Kur'an-ı Kerim ve Türkçe Meali Sayfa 318
88. Böylece onlara böğürmesi olan bir buzağı heykeli döküp çıkardı, «İşte, sizin de ilahınız, Musa'nın da ilahı budur; fakat (Musa) unuttu» dediler.
89. Onun kendilerine bir sözle cevap vermediğini ve onlara bir zarar veya fayda sağlamaya gücü olmadığını görmüyorlar mı?
90. Andolsun, Harun bundan önce onlara: «Ey kavmim, gerçekten siz bununla fitneye düşürüldünüz (denendiniz) . Sizin asıl Rabbiniz Rahman (olan Allah) dır; şu halde bana uyun ve emrime itaat edin» demişti.
91. Demişlerdi ki: «Musa bize geri gelinceye kadar ona (buzağıya) karşı bel büküp önünde eğilmekten kesinlikle ayrılmayacağız.»
92. (Musa da gelince:) «Ey Harun» demişti. «Onların saptıklarını gördüğün zaman seni (onlara müdahale etmekten) alıkoyan neydi?»
93. «Niye bana uymadın, emrime baş mı kaldırdın?»
94. Dedi ki: «Ey annemin oğlu, sakalımı ve başımı tutup yolma. Ben, senin: «-İsrailoğulları arasında ayrılık çıkardın, sözümü önemsemedin» demenden endişe edip korktum.»

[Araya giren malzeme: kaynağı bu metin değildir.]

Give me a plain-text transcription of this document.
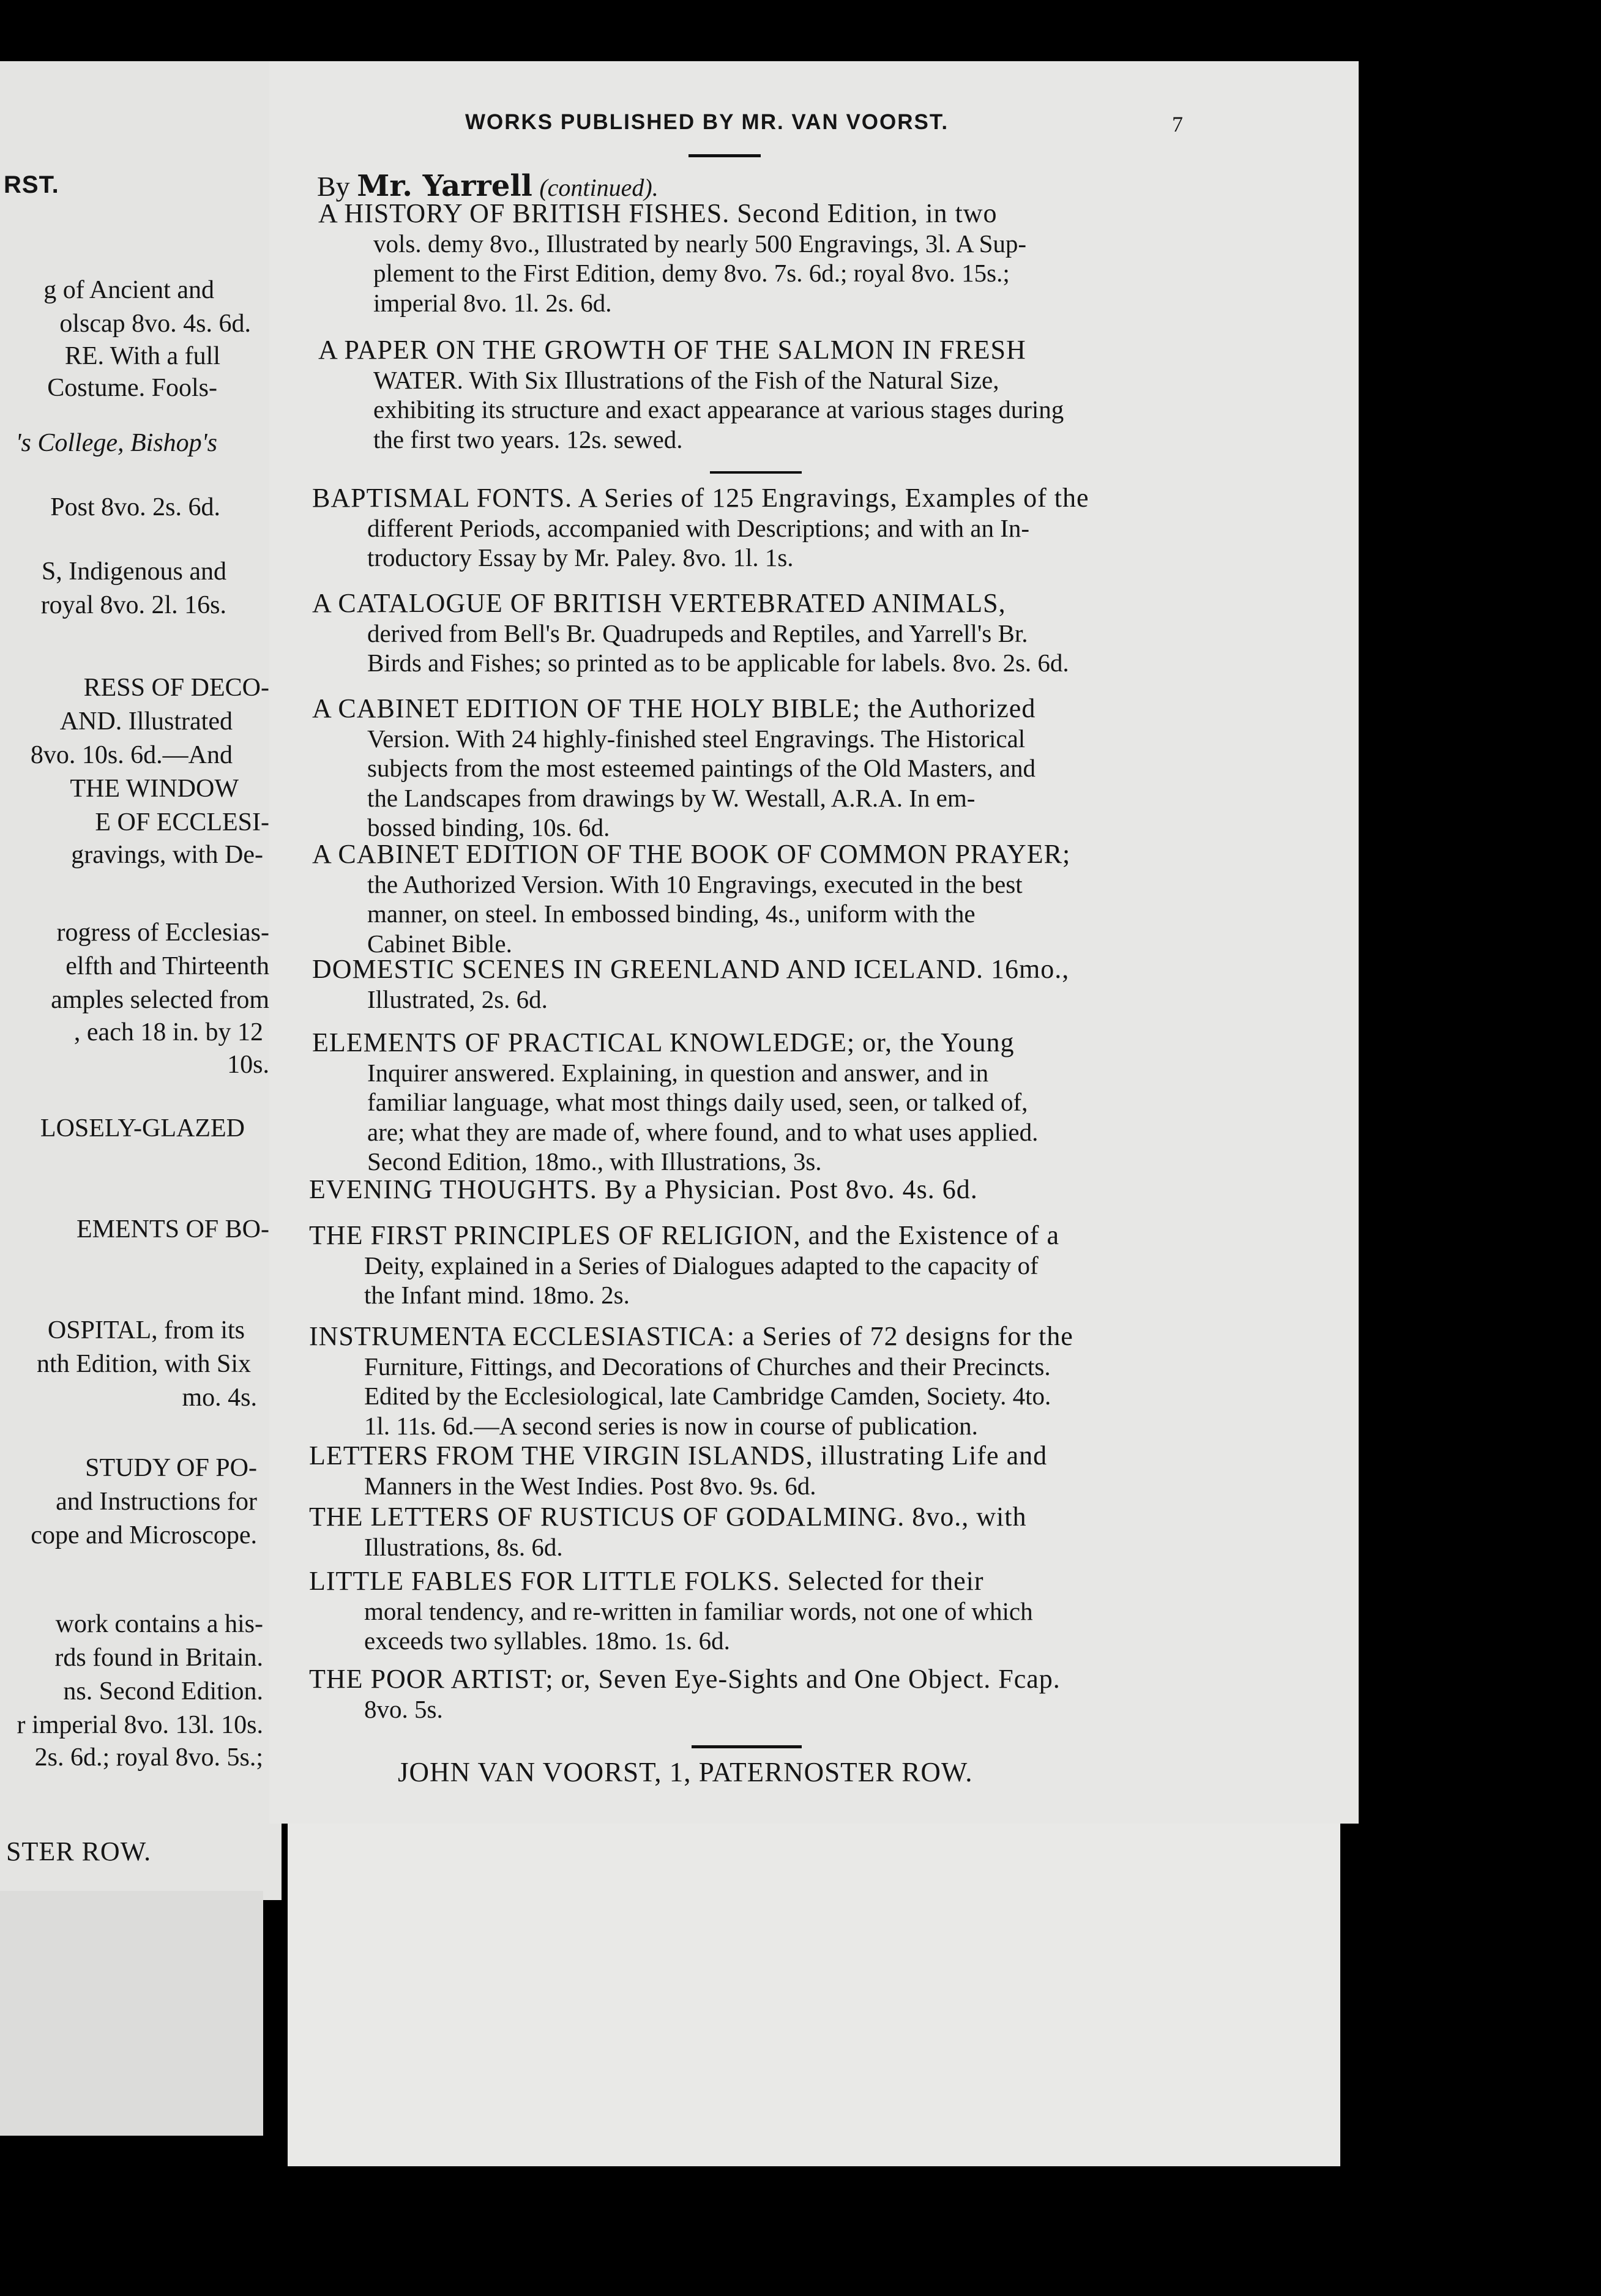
RST.
g of Ancient and
olscap 8vo. 4s. 6d.
RE. With a full
Costume. Fools-
's College, Bishop's
Post 8vo. 2s. 6d.
S, Indigenous and
royal 8vo. 2l. 16s.
RESS OF DECO-
AND. Illustrated
8vo. 10s. 6d.—And
THE WINDOW
E OF ECCLESI-
gravings, with De-
rogress of Ecclesias-
elfth and Thirteenth
amples selected from
, each 18 in. by 12
10s.
LOSELY-GLAZED
EMENTS OF BO-
OSPITAL, from its
nth Edition, with Six
mo. 4s.
STUDY OF PO-
and Instructions for
cope and Microscope.
work contains a his-
rds found in Britain.
ns. Second Edition.
r imperial 8vo. 13l. 10s.
2s. 6d.; royal 8vo. 5s.;
STER ROW.
WORKS PUBLISHED BY MR. VAN VOORST.	7
By Mr. Yarrell (continued).
A HISTORY OF BRITISH FISHES. Second Edition, in two
vols. demy 8vo., Illustrated by nearly 500 Engravings, 3l. A Sup-
plement to the First Edition, demy 8vo. 7s. 6d.; royal 8vo. 15s.;
imperial 8vo. 1l. 2s. 6d.
A PAPER ON THE GROWTH OF THE SALMON IN FRESH
WATER. With Six Illustrations of the Fish of the Natural Size,
exhibiting its structure and exact appearance at various stages during
the first two years. 12s. sewed.
BAPTISMAL FONTS. A Series of 125 Engravings, Examples of the
different Periods, accompanied with Descriptions; and with an In-
troductory Essay by Mr. Paley. 8vo. 1l. 1s.
A CATALOGUE OF BRITISH VERTEBRATED ANIMALS,
derived from Bell's Br. Quadrupeds and Reptiles, and Yarrell's Br.
Birds and Fishes; so printed as to be applicable for labels. 8vo. 2s. 6d.
A CABINET EDITION OF THE HOLY BIBLE; the Authorized
Version. With 24 highly-finished steel Engravings. The Historical
subjects from the most esteemed paintings of the Old Masters, and
the Landscapes from drawings by W. Westall, A.R.A. In em-
bossed binding, 10s. 6d.
A CABINET EDITION OF THE BOOK OF COMMON PRAYER;
the Authorized Version. With 10 Engravings, executed in the best
manner, on steel. In embossed binding, 4s., uniform with the
Cabinet Bible.
DOMESTIC SCENES IN GREENLAND AND ICELAND. 16mo.,
Illustrated, 2s. 6d.
ELEMENTS OF PRACTICAL KNOWLEDGE; or, the Young
Inquirer answered. Explaining, in question and answer, and in
familiar language, what most things daily used, seen, or talked of,
are; what they are made of, where found, and to what uses applied.
Second Edition, 18mo., with Illustrations, 3s.
EVENING THOUGHTS. By a Physician. Post 8vo. 4s. 6d.
THE FIRST PRINCIPLES OF RELIGION, and the Existence of a
Deity, explained in a Series of Dialogues adapted to the capacity of
the Infant mind. 18mo. 2s.
INSTRUMENTA ECCLESIASTICA: a Series of 72 designs for the
Furniture, Fittings, and Decorations of Churches and their Precincts.
Edited by the Ecclesiological, late Cambridge Camden, Society. 4to.
1l. 11s. 6d.—A second series is now in course of publication.
LETTERS FROM THE VIRGIN ISLANDS, illustrating Life and
Manners in the West Indies. Post 8vo. 9s. 6d.
THE LETTERS OF RUSTICUS OF GODALMING. 8vo., with
Illustrations, 8s. 6d.
LITTLE FABLES FOR LITTLE FOLKS. Selected for their
moral tendency, and re-written in familiar words, not one of which
exceeds two syllables. 18mo. 1s. 6d.
THE POOR ARTIST; or, Seven Eye-Sights and One Object. Fcap.
8vo. 5s.
JOHN VAN VOORST, 1, PATERNOSTER ROW.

95. (Musa) Dedi ki: «Ya senin amacın nedir ey Samiri?»
96. Dedi ki: «Ben onların görmediklerini gördüm, böylece elçinin izinden bir avuç alıp onu atıverdim; böylelikle bana bunu nefsim hoşa giden (bir şey) gösterdi.»
97. Dedi ki: «Haydi çekip git, artık senin hayatta (hakettiğin ceza: «Bana dokunulmasın») deyip yerinmendir.» Ve şüphesiz senin için kendisinden asla kaçınamayacağın (azab dolu) bir buluşma zamanı vardır. Üstüne kapanıp bel bükerek önünde eğildiğin ilahına bir bak; biz onu mutlaka yakacağız, sonra darmadağın edip denizde savuracağız.»
98. «Sizin ilahınız yalnızca Allah'tır ki, O'nun dışında ilah yoktur. O, ilim bakımından her şeyi kuşatmıştır.»